Elizabeth Dunn: "Material Goods Often Fail To Deliver Lasting Happiness"
When faced with the question of how we'd spend a lump sum of unexpected cash, many of us immediately think of all the fancy material items we could buy for ourselves. A new car, a bigger house, a fancy rain shower head so we could suds-up in luxury. Turns out, as Dunn writes in The L.A. Times, "studies by a generation of behavioral scientists show that material goods often fail to deliver lasting happiness." In fact, she adds that "switching your spending to buying experiences—for both yourself and others—can lead to more happiness than even the most amazingly Amazonian rain shower." This can be as simple as treating a friend to a cup of coffee, Dunn says, because spending even a few dollars on someone else can be more fulfilling than spending a few hundred dollars on yourself. "So, diligently saving up for a down payment might not be such a good idea if it means skipping after-work beers with friends or your annual Valentine's Day celebration at a favorite restaurant," she writes. That's because Dunn found that renters weren't any less happy than homeowners, on average, according to a study of women in the United States.

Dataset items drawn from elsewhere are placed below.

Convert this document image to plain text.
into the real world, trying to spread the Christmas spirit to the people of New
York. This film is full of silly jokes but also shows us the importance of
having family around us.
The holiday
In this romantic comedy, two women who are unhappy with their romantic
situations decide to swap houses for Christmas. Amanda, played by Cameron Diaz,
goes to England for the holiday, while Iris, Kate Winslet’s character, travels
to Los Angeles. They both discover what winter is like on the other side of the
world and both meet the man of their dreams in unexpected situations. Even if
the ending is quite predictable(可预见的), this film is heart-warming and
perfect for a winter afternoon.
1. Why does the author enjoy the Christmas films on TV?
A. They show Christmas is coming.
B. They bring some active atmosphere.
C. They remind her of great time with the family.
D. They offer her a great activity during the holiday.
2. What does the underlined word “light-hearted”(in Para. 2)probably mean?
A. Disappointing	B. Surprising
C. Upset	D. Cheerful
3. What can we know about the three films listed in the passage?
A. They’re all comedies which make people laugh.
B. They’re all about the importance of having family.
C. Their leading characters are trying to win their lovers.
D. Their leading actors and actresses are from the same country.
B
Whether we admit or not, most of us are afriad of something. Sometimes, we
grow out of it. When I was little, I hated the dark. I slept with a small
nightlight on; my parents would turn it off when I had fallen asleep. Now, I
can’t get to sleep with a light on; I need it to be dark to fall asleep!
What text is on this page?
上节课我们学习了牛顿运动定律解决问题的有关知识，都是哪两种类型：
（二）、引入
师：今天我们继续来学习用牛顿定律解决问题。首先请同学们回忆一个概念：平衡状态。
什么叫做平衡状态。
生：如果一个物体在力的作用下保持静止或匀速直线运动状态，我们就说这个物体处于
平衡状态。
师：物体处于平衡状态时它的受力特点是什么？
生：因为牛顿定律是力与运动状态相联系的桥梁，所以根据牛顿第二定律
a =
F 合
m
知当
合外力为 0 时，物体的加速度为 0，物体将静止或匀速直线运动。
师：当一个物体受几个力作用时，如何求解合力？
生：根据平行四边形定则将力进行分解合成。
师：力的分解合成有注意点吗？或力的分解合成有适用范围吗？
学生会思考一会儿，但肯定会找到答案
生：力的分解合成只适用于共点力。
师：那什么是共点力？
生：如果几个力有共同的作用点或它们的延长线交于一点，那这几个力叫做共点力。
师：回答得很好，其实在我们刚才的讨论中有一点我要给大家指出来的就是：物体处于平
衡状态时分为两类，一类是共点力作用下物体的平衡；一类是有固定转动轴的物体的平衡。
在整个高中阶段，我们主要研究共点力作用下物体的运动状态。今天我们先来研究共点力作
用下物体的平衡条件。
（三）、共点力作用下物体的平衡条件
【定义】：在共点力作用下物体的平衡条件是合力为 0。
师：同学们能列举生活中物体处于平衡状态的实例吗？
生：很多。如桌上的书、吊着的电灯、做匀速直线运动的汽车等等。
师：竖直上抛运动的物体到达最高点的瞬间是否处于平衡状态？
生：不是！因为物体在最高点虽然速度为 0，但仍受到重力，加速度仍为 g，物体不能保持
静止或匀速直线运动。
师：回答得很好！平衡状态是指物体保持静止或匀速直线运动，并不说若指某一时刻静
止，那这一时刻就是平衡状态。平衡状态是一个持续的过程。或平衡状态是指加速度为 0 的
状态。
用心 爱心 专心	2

Although some of her research may seem counter-intuitive to how most of us view money and spending, perhaps the most surprising finding is that "how we use our money may matter as much or more than how much of it we've got." That means you don't have to be a millionaire to reap the benefits of Happy Money. Or, if you do happen to be a millionaire, you can find just as much joy in the small purchases you share with others as the elaborate ones you make for yourself. In her writing and her widely applicable keynotes, Dunn cuts to the heart of two of our most widely sought after commodities: money and happiness. She shows us how the two can go hand-in-hand, and how individuals and corporations alike can turn their money into happy money.